Metro Silicon Valley | Picks from Cinequest’s online Cinejoy festival


We Were Hyphy

First-time director Laurence Madrigal opens his love letter to Bay Area hip hop with three distinct images: the Bay (viewed from Oakland), the “RIP Mac Dre” mural at Fremont High and the rising trails of smoke—vesper-like in the evening light—of a donut-spinning Oakland sideshow. From here, Madrigal and crew drop viewers right into hyphy, the “movement that almost was,” tracing the lineage of the bouncy Bay Area sound from Too $hort and 808s, through its 2000s heyday to today.

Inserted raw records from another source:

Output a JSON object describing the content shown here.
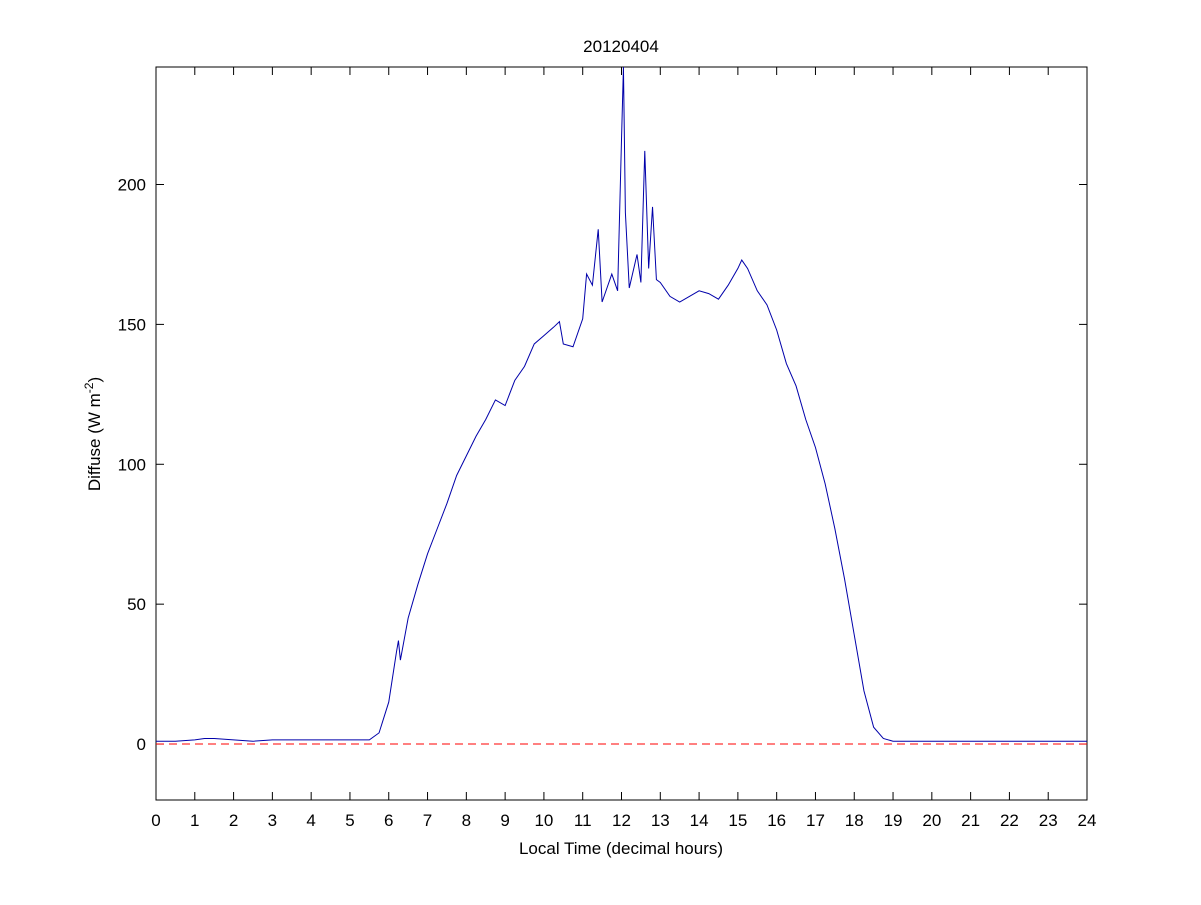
{
  "chart_data": {
    "type": "line",
    "title": "20120404",
    "xlabel": "Local Time (decimal hours)",
    "ylabel": {
      "text": "Diffuse (W m",
      "superscript": "-2",
      "suffix": ")"
    },
    "xlim": [
      0,
      24
    ],
    "xticks": [
      0,
      1,
      2,
      3,
      4,
      5,
      6,
      7,
      8,
      9,
      10,
      11,
      12,
      13,
      14,
      15,
      16,
      17,
      18,
      19,
      20,
      21,
      22,
      23,
      24
    ],
    "ylim": [
      -20,
      242
    ],
    "yticks": [
      0,
      50,
      100,
      150,
      200
    ],
    "hline": {
      "value": 0,
      "color": "#ff0000"
    },
    "series": [
      {
        "color": "#0000aa",
        "x": [
          0,
          0.5,
          1,
          1.25,
          1.5,
          2,
          2.5,
          3,
          3.5,
          4,
          4.5,
          5,
          5.5,
          5.75,
          6,
          6.2,
          6.25,
          6.3,
          6.5,
          6.75,
          7,
          7.25,
          7.5,
          7.75,
          8,
          8.25,
          8.5,
          8.75,
          9,
          9.25,
          9.5,
          9.75,
          10,
          10.25,
          10.4,
          10.5,
          10.75,
          11,
          11.1,
          11.25,
          11.4,
          11.5,
          11.75,
          11.9,
          12,
          12.05,
          12.1,
          12.2,
          12.4,
          12.5,
          12.6,
          12.7,
          12.8,
          12.9,
          13,
          13.25,
          13.5,
          13.75,
          14,
          14.25,
          14.5,
          14.75,
          15,
          15.1,
          15.25,
          15.5,
          15.75,
          16,
          16.25,
          16.5,
          16.75,
          17,
          17.25,
          17.5,
          17.75,
          18,
          18.25,
          18.5,
          18.75,
          19,
          19.5,
          20,
          20.5,
          21,
          21.5,
          22,
          22.5,
          23,
          23.5,
          24
        ],
        "values": [
          1,
          1,
          1.5,
          2,
          2,
          1.5,
          1,
          1.5,
          1.5,
          1.5,
          1.5,
          1.5,
          1.5,
          4,
          15,
          33,
          37,
          30,
          45,
          57,
          68,
          77,
          86,
          96,
          103,
          110,
          116,
          123,
          121,
          130,
          135,
          143,
          146,
          149,
          151,
          143,
          142,
          152,
          168,
          164,
          184,
          158,
          168,
          162,
          216,
          242,
          190,
          163,
          175,
          165,
          212,
          170,
          192,
          166,
          165,
          160,
          158,
          160,
          162,
          161,
          159,
          164,
          170,
          173,
          170,
          162,
          157,
          148,
          136,
          128,
          116,
          106,
          93,
          77,
          59,
          39,
          19,
          6,
          2,
          1,
          1,
          1,
          1,
          1,
          1,
          1,
          1,
          1,
          1,
          1
        ]
      }
    ]
  }
}
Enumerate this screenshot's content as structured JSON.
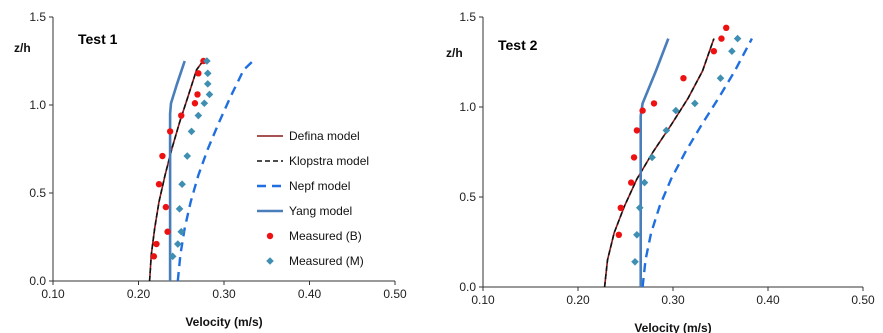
{
  "chart_data": [
    {
      "type": "line",
      "title": "Test 1",
      "xlabel": "Velocity (m/s)",
      "ylabel": "z/h",
      "xlim": [
        0.1,
        0.5
      ],
      "ylim": [
        0.0,
        1.5
      ],
      "xticks": [
        "0.10",
        "0.20",
        "0.30",
        "0.40",
        "0.50"
      ],
      "yticks": [
        "0.0",
        "0.5",
        "1.0",
        "1.5"
      ],
      "grid": false,
      "legend": "right",
      "series": [
        {
          "name": "Defina model",
          "kind": "line",
          "color": "#8b1a1a",
          "dash": "",
          "x": [
            0.213,
            0.215,
            0.219,
            0.224,
            0.231,
            0.239,
            0.248,
            0.258,
            0.268,
            0.277
          ],
          "y": [
            0.0,
            0.15,
            0.3,
            0.45,
            0.6,
            0.75,
            0.9,
            1.05,
            1.2,
            1.26
          ]
        },
        {
          "name": "Klopstra model",
          "kind": "line",
          "color": "#111111",
          "dash": "5,3",
          "x": [
            0.213,
            0.215,
            0.219,
            0.224,
            0.231,
            0.239,
            0.248,
            0.258,
            0.268,
            0.277
          ],
          "y": [
            0.0,
            0.15,
            0.3,
            0.45,
            0.6,
            0.75,
            0.9,
            1.05,
            1.2,
            1.26
          ]
        },
        {
          "name": "Nepf model",
          "kind": "line",
          "color": "#1f6fe0",
          "dash": "9,6",
          "x": [
            0.246,
            0.249,
            0.254,
            0.261,
            0.27,
            0.281,
            0.294,
            0.308,
            0.323,
            0.336
          ],
          "y": [
            0.0,
            0.15,
            0.3,
            0.45,
            0.6,
            0.75,
            0.9,
            1.05,
            1.2,
            1.26
          ]
        },
        {
          "name": "Yang model",
          "kind": "line",
          "color": "#4a7ebb",
          "dash": "",
          "x": [
            0.237,
            0.237,
            0.237,
            0.237,
            0.237,
            0.237,
            0.238,
            0.245,
            0.254
          ],
          "y": [
            0.0,
            0.2,
            0.4,
            0.6,
            0.8,
            0.95,
            1.01,
            1.12,
            1.25
          ]
        },
        {
          "name": "Measured (B)",
          "kind": "marker",
          "marker": "circle",
          "color": "#ee1111",
          "x": [
            0.218,
            0.221,
            0.234,
            0.232,
            0.224,
            0.228,
            0.237,
            0.25,
            0.266,
            0.269,
            0.27,
            0.276
          ],
          "y": [
            0.14,
            0.21,
            0.28,
            0.42,
            0.55,
            0.71,
            0.85,
            0.94,
            1.01,
            1.06,
            1.18,
            1.25
          ]
        },
        {
          "name": "Measured (M)",
          "kind": "marker",
          "marker": "diamond",
          "color": "#3f8fb2",
          "x": [
            0.24,
            0.246,
            0.25,
            0.248,
            0.251,
            0.257,
            0.262,
            0.27,
            0.277,
            0.283,
            0.281,
            0.281,
            0.28
          ],
          "y": [
            0.14,
            0.21,
            0.28,
            0.41,
            0.55,
            0.71,
            0.85,
            0.94,
            1.01,
            1.06,
            1.12,
            1.18,
            1.25
          ]
        }
      ]
    },
    {
      "type": "line",
      "title": "Test 2",
      "xlabel": "Velocity (m/s)",
      "ylabel": "z/h",
      "xlim": [
        0.1,
        0.5
      ],
      "ylim": [
        0.0,
        1.5
      ],
      "xticks": [
        "0.10",
        "0.20",
        "0.30",
        "0.40",
        "0.50"
      ],
      "yticks": [
        "0.0",
        "0.5",
        "1.0",
        "1.5"
      ],
      "grid": false,
      "legend": "none",
      "series": [
        {
          "name": "Defina model",
          "kind": "line",
          "color": "#8b1a1a",
          "dash": "",
          "x": [
            0.228,
            0.231,
            0.238,
            0.249,
            0.262,
            0.279,
            0.298,
            0.316,
            0.331,
            0.343
          ],
          "y": [
            0.0,
            0.15,
            0.3,
            0.45,
            0.6,
            0.75,
            0.9,
            1.05,
            1.2,
            1.38
          ]
        },
        {
          "name": "Klopstra model",
          "kind": "line",
          "color": "#111111",
          "dash": "5,3",
          "x": [
            0.228,
            0.231,
            0.238,
            0.249,
            0.262,
            0.279,
            0.298,
            0.316,
            0.331,
            0.343
          ],
          "y": [
            0.0,
            0.15,
            0.3,
            0.45,
            0.6,
            0.75,
            0.9,
            1.05,
            1.2,
            1.38
          ]
        },
        {
          "name": "Nepf model",
          "kind": "line",
          "color": "#1f6fe0",
          "dash": "9,6",
          "x": [
            0.268,
            0.271,
            0.277,
            0.286,
            0.298,
            0.313,
            0.33,
            0.348,
            0.365,
            0.383
          ],
          "y": [
            0.0,
            0.15,
            0.3,
            0.45,
            0.6,
            0.75,
            0.9,
            1.05,
            1.2,
            1.38
          ]
        },
        {
          "name": "Yang model",
          "kind": "line",
          "color": "#4a7ebb",
          "dash": "",
          "x": [
            0.266,
            0.266,
            0.266,
            0.266,
            0.266,
            0.266,
            0.268,
            0.282,
            0.295
          ],
          "y": [
            0.0,
            0.2,
            0.4,
            0.6,
            0.8,
            0.95,
            1.02,
            1.2,
            1.38
          ]
        },
        {
          "name": "Measured (B)",
          "kind": "marker",
          "marker": "circle",
          "color": "#ee1111",
          "x": [
            0.243,
            0.245,
            0.256,
            0.259,
            0.262,
            0.268,
            0.28,
            0.311,
            0.343,
            0.351,
            0.356
          ],
          "y": [
            0.29,
            0.44,
            0.58,
            0.72,
            0.87,
            0.98,
            1.02,
            1.16,
            1.31,
            1.38,
            1.44
          ]
        },
        {
          "name": "Measured (M)",
          "kind": "marker",
          "marker": "diamond",
          "color": "#3f8fb2",
          "x": [
            0.26,
            0.262,
            0.265,
            0.27,
            0.278,
            0.293,
            0.303,
            0.323,
            0.35,
            0.362,
            0.368
          ],
          "y": [
            0.14,
            0.29,
            0.44,
            0.58,
            0.72,
            0.87,
            0.98,
            1.02,
            1.16,
            1.31,
            1.38
          ]
        }
      ]
    }
  ]
}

Described most simply as a hyperized, playful update to Oakland’s mob music, hyphy celebrated self-expression, creative linguistics and, most important of all, going stupid (it’s about “how beautiful dumb could be,” says one contributor). The movement is represented from all sides with interviews including producers and rappers, KQED personalities and historians, label heads, photographers, dancers and sideshow drivers.

One notable scene sees Too $hort defining hyphy as the sound of producer Rick Rock followed by the work of Traxamillion. Though the East Bay gets the most attention (with some love given to San Francisco artists like San Quinn and Roach Gigz), in the late Traxamillion, the South Bay makes a profound mark on the movement as well.

Let’s hope the film’s audible yeee echoes for years to come.